I put their ham call letters in bold type on the front of the envelope, making almost certain that they'd open it.  Imagine their surprise when they opened it and found a brochure for a product for their airplane!  I added a "personalized" letter espousing my theory that hams love gadgets, and what is an airplane but a big gadget that also happens to take you places for really expensive hamburgers. 

Was the campaign successful?  I believe so.  We got a number of responses, made a number of sales, and even received a few comments on the campaign itself.  One response actually used the word "clever," so I don't have to feel that only I liked at least one of my ideas.

My Not-So-Clever Computer Program

The point of all the above is not to show that I once had a clever idea.  Although, in fact, I did, at least once have a clever idea.  The point is that I did all this with a computer program.  The program manipulated "strings" and said things like "IF/THEN/ELSE,"  and, even, Turing help us, "GO TO."  That's what we had in those days, along with disks measured in the low-ish megabytes and memory with even fewer MB.  Anybody looking then would have agreed that I was programming, i.e., giving the computer a logical sequence of steps to arrive at a desired result.  As far as I know, the program was "bug-free" in the sense that I could operate it and, at least to the extent of the quality of the data, it gave me hams who owned aircraft rather than florists who decorated floats.  (Not that some florists aren't hams.  Or even pilots.)

I don't fancy myself a "computer scientist."  I've long held the theory that computer time is less valuable than my own, and I can show you a "bubble sort" to prove it.  Nobody would disagree with me after seeing anything I have done.  (And, you thousands of millireaders of my blog will have noticed that I'm not a graphic artist, either.)  But computer programming was something one could do without being a specialist.  When I got my HP 9845 computer, it came with a manual that was comprehensible by mortals and printed on actual matter.  Subsequent computers such as the HP Unix machine mentioned above were usually accompanied by several times their weight in documentation, but it was still verging on readable.  

Why I Have Trouble Writing Software

As could be said about the priceless Steinway:  "Not any more."  I could babble about the incomprehensibility of even the simple New Words of Computing such as "classes" and "methods."  And I could complain about the uselessness of the manuals that have to be purchased separately.  But I won't, because I found the perfect visual aid.  MSDN is the magazine for people who "develop" with Microsoft Windows, Visual Studio, SQL, and a host of other "tools."  I remember the first time I bought a PC rather than an HP technical computer.  I made the stupid assumption that I could "write programs" on it.
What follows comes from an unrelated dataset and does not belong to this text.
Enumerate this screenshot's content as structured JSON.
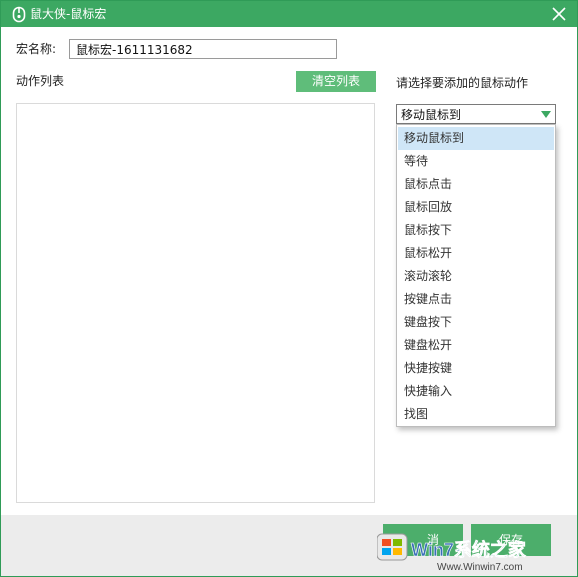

What a fool I was!  But at least a "language" was available to go with the PC that would let you make it do something useful.  That language has slowly evolved into the eye-catching morass of acronyms on the cover to the left.  Programs no longer start or stop.  Rather, they interact in fanciful and graphical ways. 

If it sounds like I'm complaining about this state of affairs, I am not.  In fact, I use some of these tools, even though I don't disclaim the "fossil" epithet of many paragraphs ago.  If I were a professional "software writer" instead of a semi-lapsed, amateur "programmer," I'd be ecstatic about some of the things I could accomplish with them.  I have no doubt at all that the "program" I wrote the other day, now about half-through churning out data in a different window on this very computer, could have been written in 1/4 the time and would have run in seconds instead of hours.  I wouldn't even mind if the output included some florists.

But I still feel my time is more valuable than that of the computer, and that the New Words of Computing are too bizarre for me to grant them recognition.  Besides, if my program ran in seconds, I never would have had time to write this blogitem.